Working within a standardized curriculum doesn't mean you have to turn into a teacher-tron. After all, the curriculum specifies the what, not the how.
When I was a new teacher, I had a general idea about the curriculum—but first and foremost, I wanted to have fun with my students. I wanted them to like me. I wanted my class to be the high point of their day. I wanted them to love my creative lesson plans and my challenging, innovative projects. I wanted them to be able to dress up as their favorite characters from the books we read, decorate a holiday "chemis-tree" with the periodic table, or construct the Eiffel Tower out of dried pasta.
I was successful in my ambitions until January, when I realized I had covered only about a third of the required curriculum topics I was supposed to during the first semester.
Knowing Where You're Going
If your school has adopted standardized curricula for all grades, it doesn't mean you have to abandon all hope of having fun with creative lesson plans. It does mean, however, that you have to figure out exactly where you're going and how long it takes to get there. Starting the new year, I pulled out the five-pound standardized curriculum book from the bottom drawer of my desk just to see how I was doing. And having discovered I had two-thirds to go, I'd be lying if I said I wasn't freaking out a little bit.
Luckily, across the hall was Mrs. Parsons, a respected veteran teacher who had given me great classroom management tips. She listened to my panicked story, nodded wisely, and said, "Here's an idea that might help. Think of the school year as an extended road trip. The curriculum is your map; it identifies your students' final destination in terms of the knowledge and skills they should be able to demonstrate at the end of the trip."
Using a road map doesn't mean that the only way to get to your destination is the direct route on a four-lane interstate, she said. Creative lesson plans are like taking the more interesting, scenic route. "But," she said, "you only have a certain amount of time to complete the trip."

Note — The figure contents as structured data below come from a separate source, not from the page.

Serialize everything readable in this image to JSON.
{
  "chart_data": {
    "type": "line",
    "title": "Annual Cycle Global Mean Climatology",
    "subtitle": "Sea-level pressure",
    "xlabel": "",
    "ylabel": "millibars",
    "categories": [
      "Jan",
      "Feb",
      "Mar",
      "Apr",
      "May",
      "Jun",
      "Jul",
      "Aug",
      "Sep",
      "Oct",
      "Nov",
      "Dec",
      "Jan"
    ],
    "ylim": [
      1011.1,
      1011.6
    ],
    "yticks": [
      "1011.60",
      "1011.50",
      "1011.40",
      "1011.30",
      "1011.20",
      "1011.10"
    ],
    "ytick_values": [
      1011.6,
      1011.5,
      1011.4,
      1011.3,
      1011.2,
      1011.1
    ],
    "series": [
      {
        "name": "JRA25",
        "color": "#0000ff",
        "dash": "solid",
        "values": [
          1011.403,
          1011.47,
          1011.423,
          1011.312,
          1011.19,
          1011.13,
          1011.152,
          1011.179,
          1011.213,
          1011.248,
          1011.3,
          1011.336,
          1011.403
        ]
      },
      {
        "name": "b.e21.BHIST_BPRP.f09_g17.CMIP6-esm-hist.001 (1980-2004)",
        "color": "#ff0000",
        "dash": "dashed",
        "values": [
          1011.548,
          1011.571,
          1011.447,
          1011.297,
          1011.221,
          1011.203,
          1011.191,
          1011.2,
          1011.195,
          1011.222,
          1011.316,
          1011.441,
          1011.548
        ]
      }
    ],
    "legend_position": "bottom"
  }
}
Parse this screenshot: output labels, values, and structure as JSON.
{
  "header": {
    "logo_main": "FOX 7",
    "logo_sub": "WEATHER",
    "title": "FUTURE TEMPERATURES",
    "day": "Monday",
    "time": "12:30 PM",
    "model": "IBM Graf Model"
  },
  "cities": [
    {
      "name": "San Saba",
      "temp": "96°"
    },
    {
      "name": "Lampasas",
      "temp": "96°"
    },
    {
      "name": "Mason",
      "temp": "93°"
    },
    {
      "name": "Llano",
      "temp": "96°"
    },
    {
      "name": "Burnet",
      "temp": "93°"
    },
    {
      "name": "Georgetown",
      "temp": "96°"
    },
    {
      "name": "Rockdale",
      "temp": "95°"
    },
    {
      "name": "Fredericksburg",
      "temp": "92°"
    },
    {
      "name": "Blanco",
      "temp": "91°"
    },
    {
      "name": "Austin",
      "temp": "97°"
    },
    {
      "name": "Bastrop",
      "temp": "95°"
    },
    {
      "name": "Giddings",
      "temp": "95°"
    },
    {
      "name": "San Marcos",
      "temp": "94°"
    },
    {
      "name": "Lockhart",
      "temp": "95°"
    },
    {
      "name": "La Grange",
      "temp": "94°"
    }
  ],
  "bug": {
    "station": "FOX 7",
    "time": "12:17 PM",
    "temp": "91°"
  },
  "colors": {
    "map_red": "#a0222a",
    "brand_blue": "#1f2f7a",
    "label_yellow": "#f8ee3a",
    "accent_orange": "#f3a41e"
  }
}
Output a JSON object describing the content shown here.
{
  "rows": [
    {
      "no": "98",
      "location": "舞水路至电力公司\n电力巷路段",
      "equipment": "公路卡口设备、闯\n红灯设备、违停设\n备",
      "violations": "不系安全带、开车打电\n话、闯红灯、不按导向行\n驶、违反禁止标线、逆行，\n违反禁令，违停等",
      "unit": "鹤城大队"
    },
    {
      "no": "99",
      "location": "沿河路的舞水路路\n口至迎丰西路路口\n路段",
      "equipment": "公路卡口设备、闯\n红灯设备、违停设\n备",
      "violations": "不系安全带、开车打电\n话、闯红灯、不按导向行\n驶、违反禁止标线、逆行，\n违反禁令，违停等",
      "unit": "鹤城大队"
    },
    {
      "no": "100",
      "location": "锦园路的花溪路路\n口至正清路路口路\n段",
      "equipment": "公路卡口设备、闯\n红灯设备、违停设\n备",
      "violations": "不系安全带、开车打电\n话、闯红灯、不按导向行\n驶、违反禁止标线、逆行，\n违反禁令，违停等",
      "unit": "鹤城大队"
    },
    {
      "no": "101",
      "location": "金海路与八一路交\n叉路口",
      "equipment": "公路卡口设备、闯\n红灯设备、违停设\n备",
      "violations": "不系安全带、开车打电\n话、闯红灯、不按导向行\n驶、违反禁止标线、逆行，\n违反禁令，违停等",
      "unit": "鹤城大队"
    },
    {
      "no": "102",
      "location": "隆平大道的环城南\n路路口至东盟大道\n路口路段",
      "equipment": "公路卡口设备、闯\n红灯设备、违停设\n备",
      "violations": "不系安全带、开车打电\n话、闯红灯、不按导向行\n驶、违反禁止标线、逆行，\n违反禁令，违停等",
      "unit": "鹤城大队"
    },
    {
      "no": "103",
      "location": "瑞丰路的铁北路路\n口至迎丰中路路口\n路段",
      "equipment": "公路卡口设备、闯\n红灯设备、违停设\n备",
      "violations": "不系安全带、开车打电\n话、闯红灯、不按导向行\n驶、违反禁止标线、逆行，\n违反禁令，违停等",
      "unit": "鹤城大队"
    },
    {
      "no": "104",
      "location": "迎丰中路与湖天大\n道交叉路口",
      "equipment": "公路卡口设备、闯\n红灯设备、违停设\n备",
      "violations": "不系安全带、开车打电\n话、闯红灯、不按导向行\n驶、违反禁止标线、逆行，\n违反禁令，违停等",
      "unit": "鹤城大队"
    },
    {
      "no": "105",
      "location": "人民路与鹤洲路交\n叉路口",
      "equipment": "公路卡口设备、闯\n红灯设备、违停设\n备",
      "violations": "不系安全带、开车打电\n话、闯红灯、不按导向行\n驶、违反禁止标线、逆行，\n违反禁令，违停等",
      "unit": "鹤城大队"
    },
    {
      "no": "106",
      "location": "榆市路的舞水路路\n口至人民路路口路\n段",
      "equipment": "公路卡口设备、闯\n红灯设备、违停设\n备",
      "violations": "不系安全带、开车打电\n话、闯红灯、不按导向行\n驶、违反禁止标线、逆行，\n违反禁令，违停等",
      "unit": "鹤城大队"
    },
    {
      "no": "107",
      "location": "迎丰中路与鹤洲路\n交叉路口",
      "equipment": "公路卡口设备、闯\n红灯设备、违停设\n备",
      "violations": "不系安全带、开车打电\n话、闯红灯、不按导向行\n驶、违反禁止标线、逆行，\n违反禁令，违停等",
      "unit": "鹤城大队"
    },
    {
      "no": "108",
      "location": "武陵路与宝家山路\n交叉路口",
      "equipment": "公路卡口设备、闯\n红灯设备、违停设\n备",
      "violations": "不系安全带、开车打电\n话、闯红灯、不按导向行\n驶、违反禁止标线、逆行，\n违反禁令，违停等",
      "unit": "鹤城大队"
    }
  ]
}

"There are lots of ways to teach the material," Mrs. Parsons told me, "and we all want learning to be fun. But you have to keep in mind what you want your kids to know at the end."
I managed to finish that first year by planning more carefully and not wasting a minute of class time. We still did a few creative projects, but I made sure the curriculum goals were clear. The second semester wasn't quite as much fun as the first, but Mrs. Parsons had given me some sound advice for the following year.
Planning Your Time
Before school started the next year, I opened that same curriculum book—which I now kept on the corner of my desk—and used the map to plan a route for the whole year. First, I divided the total number of instructional days into four quarters, excluding holidays, vacations, or standardized testing days. Next, I figured out what topics, competencies, and skills I could reasonably expect my students to handle during each quarter.
To my thinking, a standardized curriculum doesn't prohibit students from learning more than the bare minimum. They can master the basics of sentence structure and grammar, for example, but they'll actually develop the real-world skill of writing good prose if they can even use digital publishing tools to compile a book of their own essays.
So, once I was comfortable with the time allotted to the learning goals, I started developing my lesson plans. Students could still debate, put on a play, develop an online newspaper, or make an original video. Once I had identified and integrated their learning goals into my creative lesson plans, I was confident my students could master the skills in the time allotted and still have fun.
Starting with the End in Mind
Besides knowing what you want your students to learn, you need to decide how to assess their progress. Share the learning goals with students at the beginning of the unit, and let them know how they'll be tested at the end. Even very young children can understand a basic rubric that measures their progress toward mastering a skill.
At the end of your long road trip, it's likely that your students will be tested on the standardized curriculum. In many states, for better or for worse, student success on tests is considered a reflection of the teacher's effectiveness, and it may figure into a teacher's yearly evaluation. There are plenty of ways to have fun and be creative while still working within the confines of a standardized curriculum; your curriculum map will help you do that while giving your students—and yourself—the best chance to succeed.
If you plan your trip carefully, when your students reach their destination, they'll not only have the skills they need, they'll have enjoyed the ride, too.